Of all infertility cases, between 40 and 50 percent are due to male factor infertility. This means that a couple is unable to conceive fully or partially due to a male-related issue. If a couple is found to be suffering from infertility because of a low sperm count or poor sperm function, fertility treatments such as in vitro fertilization (IVF) or intrauterine (IUI) may be successful in reaching conception.
With IUI, a woman will be required to take fertility drugs to help stimulate multiple egg development within a single cycle. This treatment is most useful when there is found to be mild abnormalities in the male’s sperm count. However, if a man is found to have very low sperm count or poor sperm mobility, IVF is generally the best treatment option.

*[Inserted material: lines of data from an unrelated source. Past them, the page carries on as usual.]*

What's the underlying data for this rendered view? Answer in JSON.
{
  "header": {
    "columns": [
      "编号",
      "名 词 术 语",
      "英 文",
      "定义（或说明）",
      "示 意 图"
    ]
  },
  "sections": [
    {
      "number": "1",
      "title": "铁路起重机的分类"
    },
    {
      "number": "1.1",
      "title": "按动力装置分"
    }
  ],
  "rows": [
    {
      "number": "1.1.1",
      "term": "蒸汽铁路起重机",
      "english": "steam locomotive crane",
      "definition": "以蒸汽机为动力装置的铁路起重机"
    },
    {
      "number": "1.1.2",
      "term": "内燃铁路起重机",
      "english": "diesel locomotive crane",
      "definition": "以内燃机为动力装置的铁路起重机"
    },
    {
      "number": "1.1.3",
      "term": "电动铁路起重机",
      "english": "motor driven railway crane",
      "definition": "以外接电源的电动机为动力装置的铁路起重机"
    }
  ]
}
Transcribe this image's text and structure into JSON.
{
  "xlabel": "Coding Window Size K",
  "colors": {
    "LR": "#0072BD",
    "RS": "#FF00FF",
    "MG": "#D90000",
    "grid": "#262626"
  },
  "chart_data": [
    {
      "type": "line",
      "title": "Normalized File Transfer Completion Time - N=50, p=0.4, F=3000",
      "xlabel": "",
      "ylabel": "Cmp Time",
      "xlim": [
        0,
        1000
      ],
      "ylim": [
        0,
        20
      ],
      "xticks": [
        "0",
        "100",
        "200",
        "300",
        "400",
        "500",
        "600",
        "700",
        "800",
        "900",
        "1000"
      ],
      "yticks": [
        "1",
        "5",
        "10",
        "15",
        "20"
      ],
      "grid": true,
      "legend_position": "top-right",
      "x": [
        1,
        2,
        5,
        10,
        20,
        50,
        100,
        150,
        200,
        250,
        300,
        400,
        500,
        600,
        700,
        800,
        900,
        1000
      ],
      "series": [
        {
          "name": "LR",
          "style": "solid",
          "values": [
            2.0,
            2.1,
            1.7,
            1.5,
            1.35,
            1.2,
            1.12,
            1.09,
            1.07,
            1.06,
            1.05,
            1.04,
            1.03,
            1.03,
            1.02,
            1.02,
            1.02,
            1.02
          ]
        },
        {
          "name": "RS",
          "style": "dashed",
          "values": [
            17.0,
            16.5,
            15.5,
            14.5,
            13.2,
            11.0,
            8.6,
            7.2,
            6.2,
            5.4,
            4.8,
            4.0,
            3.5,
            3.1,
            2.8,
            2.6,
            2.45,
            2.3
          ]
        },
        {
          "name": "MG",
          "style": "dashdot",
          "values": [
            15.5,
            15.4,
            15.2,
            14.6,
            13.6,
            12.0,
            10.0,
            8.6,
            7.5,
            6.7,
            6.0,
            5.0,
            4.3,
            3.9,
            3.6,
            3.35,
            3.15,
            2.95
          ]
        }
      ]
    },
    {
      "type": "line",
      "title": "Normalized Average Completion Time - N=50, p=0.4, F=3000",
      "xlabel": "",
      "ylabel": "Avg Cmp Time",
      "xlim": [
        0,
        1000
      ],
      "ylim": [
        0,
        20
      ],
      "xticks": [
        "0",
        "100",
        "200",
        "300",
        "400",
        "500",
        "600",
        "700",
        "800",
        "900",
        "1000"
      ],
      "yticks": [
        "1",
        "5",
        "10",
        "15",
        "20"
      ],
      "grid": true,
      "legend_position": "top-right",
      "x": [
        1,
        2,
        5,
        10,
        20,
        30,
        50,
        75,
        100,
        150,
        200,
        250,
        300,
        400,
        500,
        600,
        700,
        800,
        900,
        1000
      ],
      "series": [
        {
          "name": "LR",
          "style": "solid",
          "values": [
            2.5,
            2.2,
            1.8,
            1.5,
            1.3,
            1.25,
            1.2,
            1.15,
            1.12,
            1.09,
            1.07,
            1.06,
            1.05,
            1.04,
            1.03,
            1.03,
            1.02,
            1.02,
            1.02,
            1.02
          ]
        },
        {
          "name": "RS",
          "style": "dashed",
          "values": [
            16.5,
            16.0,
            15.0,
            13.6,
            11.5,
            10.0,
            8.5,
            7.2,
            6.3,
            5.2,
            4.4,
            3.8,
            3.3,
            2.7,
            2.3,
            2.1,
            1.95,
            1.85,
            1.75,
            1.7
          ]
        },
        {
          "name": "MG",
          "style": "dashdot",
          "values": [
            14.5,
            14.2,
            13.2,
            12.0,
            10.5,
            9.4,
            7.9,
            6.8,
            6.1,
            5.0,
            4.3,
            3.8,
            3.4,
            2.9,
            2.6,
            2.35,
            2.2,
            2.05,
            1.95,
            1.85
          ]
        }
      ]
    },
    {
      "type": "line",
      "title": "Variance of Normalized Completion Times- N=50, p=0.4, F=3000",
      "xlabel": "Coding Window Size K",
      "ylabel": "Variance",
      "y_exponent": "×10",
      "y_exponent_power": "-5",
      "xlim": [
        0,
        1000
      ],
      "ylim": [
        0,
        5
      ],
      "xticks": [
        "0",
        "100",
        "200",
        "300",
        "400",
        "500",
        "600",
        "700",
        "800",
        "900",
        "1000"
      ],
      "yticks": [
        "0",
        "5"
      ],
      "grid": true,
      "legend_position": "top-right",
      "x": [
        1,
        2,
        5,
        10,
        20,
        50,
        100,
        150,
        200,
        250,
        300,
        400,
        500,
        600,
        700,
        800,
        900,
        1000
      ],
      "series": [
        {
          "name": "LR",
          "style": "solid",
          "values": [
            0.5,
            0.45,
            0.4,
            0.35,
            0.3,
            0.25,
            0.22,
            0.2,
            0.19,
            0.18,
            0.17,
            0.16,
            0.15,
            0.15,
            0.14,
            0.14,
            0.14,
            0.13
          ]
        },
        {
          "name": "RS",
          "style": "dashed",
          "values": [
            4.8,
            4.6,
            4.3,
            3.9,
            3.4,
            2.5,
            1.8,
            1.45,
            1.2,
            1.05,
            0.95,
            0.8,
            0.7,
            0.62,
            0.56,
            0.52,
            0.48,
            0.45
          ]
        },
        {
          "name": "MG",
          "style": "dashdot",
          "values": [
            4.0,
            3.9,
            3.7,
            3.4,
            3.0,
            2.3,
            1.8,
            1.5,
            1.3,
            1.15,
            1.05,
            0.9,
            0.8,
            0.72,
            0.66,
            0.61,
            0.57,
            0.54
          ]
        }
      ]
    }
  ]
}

Treating male infertility has become easier in recent years with the introduction of intracytoplasmic sperm injection (ICSI), a lab technique that involves the direct injection of sperm into eggs obtained from IVF. This technique can even be successful when the male has no sperm in his ejaculated sample. In this case, sperm can be extracted from the male’s epididymis or testicle.
During ICSI, a special glass needle is used to inject sperm into the center of the egg using a microscope. The overall success rate of this procedure is highly based on the IVF program used and the skill of the embryologist who is performing the treatment.
Best Candidates for ICSI
The top candidates for ICSI include men who have compromised sperm parameters such as mobility, concentration, or anti-sperm antibodies, absence or blockage of the vans deferens, or those with low or failed fertilization during prior IVF attempts.
The procedure can also be successful when there are unknown causes of infertility following the completion of diagnostic tests. Studies have shown that IVF pregnancy rates using ICSI are equivalent to those of couples who have non-male factor fertility.